Par ailleurs, les auteurs du post sont Tyler, Patzekiller (et un peu moi).
J'aime beaucoup la façon dont les heurs et malheurs amoureux de Jean Martin et Jacques Lelong se "répondent", sans que les auteurs l'aient voulu au départ.

J'en profite pour ajouter quatre notes oubliées. Vous constaterez qu'une grande partie du récit est OTL (et notamment les personnages des psychiatres).

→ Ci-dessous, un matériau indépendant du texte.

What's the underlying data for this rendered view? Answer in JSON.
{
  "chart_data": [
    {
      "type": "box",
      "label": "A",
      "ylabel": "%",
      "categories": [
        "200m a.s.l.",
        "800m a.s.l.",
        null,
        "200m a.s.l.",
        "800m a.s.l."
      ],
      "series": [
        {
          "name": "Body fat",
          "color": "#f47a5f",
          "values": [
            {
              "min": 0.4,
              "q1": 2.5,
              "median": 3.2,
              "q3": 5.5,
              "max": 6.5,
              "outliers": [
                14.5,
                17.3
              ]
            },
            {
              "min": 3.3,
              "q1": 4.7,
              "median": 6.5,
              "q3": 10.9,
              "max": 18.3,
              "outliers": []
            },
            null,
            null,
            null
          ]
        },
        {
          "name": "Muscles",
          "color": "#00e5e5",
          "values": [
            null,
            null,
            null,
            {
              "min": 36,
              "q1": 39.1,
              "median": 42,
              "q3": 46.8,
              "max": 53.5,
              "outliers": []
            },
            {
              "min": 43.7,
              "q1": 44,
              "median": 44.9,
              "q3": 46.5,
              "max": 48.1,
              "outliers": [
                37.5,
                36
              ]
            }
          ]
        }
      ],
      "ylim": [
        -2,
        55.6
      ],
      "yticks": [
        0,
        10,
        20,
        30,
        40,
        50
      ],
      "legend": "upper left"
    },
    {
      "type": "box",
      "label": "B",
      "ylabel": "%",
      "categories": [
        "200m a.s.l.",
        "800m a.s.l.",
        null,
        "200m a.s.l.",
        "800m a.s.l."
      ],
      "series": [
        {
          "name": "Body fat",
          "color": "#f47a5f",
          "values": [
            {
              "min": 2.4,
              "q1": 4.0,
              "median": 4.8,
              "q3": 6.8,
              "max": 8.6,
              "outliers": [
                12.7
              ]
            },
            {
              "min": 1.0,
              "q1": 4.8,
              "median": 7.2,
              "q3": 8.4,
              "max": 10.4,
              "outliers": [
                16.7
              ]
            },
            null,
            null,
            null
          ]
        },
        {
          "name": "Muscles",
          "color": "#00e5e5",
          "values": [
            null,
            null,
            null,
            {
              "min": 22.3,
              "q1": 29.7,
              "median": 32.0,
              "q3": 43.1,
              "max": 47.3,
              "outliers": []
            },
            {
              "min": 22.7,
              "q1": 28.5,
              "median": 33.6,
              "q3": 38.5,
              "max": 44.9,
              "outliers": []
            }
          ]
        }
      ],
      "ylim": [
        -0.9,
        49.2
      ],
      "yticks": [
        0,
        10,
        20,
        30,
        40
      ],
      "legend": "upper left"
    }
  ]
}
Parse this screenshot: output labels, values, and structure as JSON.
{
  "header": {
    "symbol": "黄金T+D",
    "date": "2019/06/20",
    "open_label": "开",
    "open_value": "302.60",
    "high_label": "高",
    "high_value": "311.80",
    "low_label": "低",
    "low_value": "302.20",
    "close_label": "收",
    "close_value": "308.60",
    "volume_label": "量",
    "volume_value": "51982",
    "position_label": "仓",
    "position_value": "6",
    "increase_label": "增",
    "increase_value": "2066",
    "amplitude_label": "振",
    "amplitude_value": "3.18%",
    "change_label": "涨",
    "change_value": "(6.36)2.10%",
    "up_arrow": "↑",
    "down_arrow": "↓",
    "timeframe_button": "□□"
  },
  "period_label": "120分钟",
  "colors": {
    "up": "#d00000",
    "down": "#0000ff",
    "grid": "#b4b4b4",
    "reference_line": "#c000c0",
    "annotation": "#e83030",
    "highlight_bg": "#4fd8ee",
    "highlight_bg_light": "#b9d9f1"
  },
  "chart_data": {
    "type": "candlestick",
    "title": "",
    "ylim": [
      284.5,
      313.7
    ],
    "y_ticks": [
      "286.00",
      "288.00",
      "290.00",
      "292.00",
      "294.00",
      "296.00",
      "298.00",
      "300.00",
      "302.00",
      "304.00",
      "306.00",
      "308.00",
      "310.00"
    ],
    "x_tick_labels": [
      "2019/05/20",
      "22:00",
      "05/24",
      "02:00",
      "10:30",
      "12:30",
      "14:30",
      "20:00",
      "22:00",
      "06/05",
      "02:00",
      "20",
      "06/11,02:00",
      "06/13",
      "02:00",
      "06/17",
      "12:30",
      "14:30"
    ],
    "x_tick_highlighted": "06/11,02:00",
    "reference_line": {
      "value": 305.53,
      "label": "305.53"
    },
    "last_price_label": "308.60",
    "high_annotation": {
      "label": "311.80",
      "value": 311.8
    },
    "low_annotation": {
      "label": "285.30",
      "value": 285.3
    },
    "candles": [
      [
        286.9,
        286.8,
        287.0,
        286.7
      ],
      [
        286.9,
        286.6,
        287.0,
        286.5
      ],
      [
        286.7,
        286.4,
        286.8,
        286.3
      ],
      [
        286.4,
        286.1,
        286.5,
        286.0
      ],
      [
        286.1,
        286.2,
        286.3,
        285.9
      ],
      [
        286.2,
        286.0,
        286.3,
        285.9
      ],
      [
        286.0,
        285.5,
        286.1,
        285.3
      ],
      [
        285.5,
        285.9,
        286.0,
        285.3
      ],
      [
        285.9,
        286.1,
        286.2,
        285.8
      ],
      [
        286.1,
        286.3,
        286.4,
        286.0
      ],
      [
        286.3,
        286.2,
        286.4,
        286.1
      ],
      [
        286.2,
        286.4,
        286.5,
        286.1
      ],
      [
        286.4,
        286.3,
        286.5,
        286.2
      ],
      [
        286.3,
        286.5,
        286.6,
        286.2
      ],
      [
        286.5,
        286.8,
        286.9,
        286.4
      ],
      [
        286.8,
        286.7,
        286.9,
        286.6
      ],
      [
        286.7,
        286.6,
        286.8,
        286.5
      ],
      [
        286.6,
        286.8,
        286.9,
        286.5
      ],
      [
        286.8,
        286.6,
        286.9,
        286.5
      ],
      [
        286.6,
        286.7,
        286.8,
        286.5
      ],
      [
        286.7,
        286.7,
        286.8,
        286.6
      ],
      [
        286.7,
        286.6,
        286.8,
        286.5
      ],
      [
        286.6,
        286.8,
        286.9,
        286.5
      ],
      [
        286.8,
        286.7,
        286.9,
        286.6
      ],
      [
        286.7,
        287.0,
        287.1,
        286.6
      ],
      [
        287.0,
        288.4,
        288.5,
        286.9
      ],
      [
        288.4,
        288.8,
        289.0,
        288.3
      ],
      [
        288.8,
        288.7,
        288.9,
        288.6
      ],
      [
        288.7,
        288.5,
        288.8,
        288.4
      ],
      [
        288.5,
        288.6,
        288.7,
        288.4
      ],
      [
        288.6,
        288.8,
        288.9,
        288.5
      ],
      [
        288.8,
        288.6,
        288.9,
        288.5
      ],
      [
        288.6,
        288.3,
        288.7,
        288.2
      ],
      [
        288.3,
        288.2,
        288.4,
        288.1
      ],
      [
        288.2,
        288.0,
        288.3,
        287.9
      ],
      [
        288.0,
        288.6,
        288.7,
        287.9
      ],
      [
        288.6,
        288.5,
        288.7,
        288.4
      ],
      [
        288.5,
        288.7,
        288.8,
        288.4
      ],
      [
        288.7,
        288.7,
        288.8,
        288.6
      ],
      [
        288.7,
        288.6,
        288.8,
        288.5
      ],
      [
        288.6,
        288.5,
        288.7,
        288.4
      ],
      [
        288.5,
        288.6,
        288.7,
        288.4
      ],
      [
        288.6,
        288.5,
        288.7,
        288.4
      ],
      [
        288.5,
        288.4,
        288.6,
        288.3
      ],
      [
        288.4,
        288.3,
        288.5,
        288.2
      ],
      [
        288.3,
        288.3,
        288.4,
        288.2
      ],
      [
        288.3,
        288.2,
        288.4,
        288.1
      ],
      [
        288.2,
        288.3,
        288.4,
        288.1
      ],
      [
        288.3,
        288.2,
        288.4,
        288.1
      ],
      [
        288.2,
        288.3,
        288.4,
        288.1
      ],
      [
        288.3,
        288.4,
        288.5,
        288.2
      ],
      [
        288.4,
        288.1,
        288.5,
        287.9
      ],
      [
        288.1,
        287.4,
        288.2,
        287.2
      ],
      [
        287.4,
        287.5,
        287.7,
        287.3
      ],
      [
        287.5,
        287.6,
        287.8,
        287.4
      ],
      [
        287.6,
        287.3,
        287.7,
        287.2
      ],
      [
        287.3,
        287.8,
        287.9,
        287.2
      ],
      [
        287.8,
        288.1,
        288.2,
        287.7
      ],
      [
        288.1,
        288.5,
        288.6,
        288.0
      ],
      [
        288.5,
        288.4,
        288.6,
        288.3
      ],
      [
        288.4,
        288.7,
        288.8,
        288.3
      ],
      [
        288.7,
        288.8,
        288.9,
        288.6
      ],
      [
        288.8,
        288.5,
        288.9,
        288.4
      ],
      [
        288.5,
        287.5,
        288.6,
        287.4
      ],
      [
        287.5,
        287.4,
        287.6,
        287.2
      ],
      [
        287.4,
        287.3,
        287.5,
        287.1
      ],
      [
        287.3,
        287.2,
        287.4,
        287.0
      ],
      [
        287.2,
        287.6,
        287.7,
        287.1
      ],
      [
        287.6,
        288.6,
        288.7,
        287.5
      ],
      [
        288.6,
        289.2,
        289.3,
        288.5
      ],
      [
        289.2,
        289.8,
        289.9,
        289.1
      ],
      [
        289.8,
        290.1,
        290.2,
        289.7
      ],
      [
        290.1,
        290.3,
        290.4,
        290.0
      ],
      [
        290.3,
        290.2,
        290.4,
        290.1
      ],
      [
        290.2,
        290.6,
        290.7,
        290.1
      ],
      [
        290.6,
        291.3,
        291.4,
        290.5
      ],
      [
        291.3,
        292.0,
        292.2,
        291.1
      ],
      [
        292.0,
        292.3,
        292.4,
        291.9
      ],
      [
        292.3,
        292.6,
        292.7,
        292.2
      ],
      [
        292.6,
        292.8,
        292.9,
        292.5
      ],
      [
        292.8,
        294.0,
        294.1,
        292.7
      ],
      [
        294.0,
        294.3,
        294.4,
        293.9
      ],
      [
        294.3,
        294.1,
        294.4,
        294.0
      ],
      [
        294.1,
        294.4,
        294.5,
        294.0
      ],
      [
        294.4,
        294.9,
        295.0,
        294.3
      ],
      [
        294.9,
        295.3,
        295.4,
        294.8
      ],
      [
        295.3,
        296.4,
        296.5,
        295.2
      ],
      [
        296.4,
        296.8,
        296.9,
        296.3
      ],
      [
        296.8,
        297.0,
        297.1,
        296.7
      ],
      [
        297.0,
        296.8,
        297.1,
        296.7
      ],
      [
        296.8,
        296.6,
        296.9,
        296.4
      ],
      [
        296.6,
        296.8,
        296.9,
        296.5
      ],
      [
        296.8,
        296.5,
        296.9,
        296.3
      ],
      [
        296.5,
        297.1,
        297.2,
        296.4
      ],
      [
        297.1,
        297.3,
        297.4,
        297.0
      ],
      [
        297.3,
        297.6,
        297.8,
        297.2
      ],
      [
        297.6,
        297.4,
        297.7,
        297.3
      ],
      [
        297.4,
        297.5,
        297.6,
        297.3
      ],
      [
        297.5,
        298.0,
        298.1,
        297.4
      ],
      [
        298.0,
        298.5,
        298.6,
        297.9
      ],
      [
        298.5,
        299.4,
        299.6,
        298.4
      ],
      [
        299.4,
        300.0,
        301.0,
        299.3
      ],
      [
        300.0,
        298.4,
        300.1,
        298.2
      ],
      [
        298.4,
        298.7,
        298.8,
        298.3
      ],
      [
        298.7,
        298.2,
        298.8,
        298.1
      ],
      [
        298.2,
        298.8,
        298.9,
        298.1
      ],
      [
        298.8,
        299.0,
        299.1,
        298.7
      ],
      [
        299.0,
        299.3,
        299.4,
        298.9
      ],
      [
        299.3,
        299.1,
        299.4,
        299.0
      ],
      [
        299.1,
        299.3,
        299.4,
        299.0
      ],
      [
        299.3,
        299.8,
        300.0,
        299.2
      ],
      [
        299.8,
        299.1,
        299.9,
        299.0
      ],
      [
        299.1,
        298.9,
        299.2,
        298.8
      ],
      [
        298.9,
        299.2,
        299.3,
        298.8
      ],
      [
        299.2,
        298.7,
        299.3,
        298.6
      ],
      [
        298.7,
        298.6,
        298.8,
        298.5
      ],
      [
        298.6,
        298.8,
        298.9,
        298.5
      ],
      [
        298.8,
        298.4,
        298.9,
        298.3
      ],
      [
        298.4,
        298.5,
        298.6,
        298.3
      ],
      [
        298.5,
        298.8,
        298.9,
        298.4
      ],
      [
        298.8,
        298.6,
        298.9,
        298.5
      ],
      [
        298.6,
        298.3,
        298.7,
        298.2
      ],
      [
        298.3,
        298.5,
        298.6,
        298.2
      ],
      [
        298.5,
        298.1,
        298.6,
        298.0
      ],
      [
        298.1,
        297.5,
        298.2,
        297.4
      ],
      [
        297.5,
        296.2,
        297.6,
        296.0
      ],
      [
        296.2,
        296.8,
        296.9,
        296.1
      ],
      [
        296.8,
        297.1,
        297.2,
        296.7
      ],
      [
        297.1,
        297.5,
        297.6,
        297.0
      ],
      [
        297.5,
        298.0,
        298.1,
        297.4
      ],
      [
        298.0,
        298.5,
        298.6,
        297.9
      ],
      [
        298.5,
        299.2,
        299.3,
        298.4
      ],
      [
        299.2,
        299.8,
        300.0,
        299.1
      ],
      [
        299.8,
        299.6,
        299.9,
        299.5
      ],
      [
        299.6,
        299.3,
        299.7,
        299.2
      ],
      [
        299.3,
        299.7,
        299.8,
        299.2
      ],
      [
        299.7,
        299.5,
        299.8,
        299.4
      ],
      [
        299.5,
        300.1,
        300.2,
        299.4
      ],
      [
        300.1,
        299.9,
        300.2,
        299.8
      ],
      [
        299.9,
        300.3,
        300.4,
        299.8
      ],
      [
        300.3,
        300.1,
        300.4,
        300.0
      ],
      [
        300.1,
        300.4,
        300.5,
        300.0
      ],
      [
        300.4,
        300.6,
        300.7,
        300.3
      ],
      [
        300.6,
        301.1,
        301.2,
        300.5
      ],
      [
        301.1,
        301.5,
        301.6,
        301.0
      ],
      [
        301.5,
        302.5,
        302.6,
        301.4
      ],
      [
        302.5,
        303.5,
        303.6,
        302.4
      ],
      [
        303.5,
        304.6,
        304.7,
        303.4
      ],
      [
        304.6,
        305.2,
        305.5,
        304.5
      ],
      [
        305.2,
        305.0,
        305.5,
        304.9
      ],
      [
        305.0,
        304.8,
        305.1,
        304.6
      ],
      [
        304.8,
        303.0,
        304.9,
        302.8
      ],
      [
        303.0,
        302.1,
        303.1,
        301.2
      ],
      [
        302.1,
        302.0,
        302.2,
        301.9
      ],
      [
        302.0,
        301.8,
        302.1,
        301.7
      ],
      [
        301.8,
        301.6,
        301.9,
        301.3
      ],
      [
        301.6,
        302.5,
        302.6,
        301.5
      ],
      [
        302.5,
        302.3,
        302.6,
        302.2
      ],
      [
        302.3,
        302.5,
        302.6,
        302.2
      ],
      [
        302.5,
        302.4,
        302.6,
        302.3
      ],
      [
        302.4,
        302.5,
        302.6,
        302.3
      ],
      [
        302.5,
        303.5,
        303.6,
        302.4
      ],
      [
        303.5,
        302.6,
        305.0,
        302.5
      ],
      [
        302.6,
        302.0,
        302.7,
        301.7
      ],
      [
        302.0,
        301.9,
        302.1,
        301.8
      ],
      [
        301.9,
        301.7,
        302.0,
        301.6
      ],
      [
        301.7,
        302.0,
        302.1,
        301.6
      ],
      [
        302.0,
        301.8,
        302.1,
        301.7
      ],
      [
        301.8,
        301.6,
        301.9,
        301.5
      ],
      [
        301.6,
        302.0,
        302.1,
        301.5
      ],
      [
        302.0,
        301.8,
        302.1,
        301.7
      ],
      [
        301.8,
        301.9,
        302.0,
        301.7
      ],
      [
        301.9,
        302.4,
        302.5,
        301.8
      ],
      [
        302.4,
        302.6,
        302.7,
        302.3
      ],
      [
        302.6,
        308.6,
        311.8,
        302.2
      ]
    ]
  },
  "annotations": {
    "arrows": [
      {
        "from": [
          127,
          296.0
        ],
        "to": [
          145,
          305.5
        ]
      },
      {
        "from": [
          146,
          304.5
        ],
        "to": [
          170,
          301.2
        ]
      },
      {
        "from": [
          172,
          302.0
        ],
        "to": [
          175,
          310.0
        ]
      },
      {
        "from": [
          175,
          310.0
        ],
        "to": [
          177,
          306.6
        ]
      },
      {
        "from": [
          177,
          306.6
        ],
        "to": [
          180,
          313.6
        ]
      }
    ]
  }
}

1- Note d’Alex Tyler – Il est vraisemblable que le lieutenant italien, qui n’était pas tombé de la dernière pluie, utilisait “l’Adjudant” comme une sorte de drapeau blanc pour prévenir une action éventuelle de la Résistance.
2- Note d’Alex Tyler – Contre l’avis du ministre de la Santé, Grasset, Pierre Laval, d’accord avec Doriot, avait fait interdire la Société Française de Psychanalyse au début de 1941. Le décret d’interdiction décrivait la psychanalyse comme une pratique « élaborée par les Juifs, pour leur permettre d’aliéner la masse des Vrais Français. » Le NEF se montrait encore une fois plus royaliste que le roi, comme ce fut souvent le cas : l’exercice de la psychothérapie resta toléré sur le territoire français, sous la pression… des Allemands et en particulier du Directeur de la Société générale allemande de médecine psychothérapeutique (Deutsche allgemeine ärztliche Gesellschaft für Psychotherapie), qui s’était ému de cette interdiction brutale. Il faut dire que le directeur en question avait un argument de poids : il s’appelait Matthias Göring ! Le Reichsmarshall était son cousin.
3- Note d’Alex Tyler – Après consultation d’autorités reconnues en psychiatrie, nous avons, Guy Martin et moi-même, décidé de ne pas mentionner le nom indiqué par Jean Martin.
4- Note d’Alex Tyler – Agostino Gemmelli était chancelier de l’Université catholique du Sacré Cœur de Milan et président de l’Académies Pontificale des Sciences.